NSAR nur bedingt geeignet - zu viele Risikofaktoren

Der Einsatz von Opioiden kann erwogen werden, wenn Senioren auf andere Therapien nicht angesprochen haben oder wenn trotz Behandlung eine gravierende funktionelle Einschränkung besteht. Die kurzfristige (≤ 12 Wochen) Gabe hat sich bei älteren Patienten als wirksam erwiesen.

Bei einem Opioid-Behandlungsversuch erfolgt während der Dosistitrationsphase die Überprüfung des Therapieziels alle zwei Wochen. Bleibt der Erfolg aus, sollte das Medikament ausgeschlichen und abgesetzt werden. Übungsprogramme für Senio­ren mit chronischen Schmerzen gehören zum festen Bestandteil des Therapiekonzepts.

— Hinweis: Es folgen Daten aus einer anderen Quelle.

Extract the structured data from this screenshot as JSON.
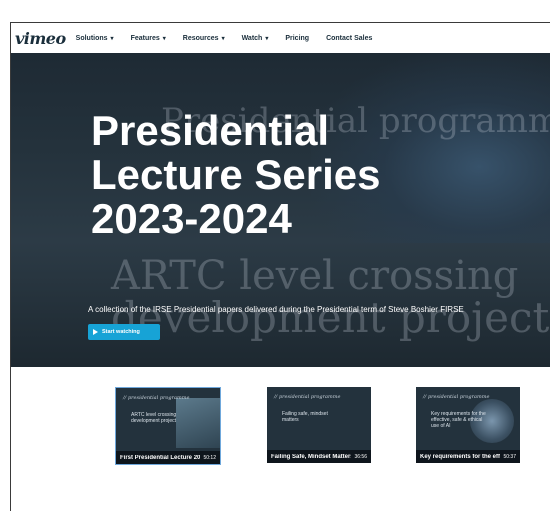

Verhaltenstherapie als wirksame Alternative

Darüber hinaus sind psychologische Interventionen wie die kognitive Verhaltenstherapie bei älteren Schmerzpatienten vielversprechend. Die Autoren halten zudem die Teilnahme an Selbstmanagement-Programmen für sinnvoll, auch wenn die Studienlage hierzu nicht eindeutig ist.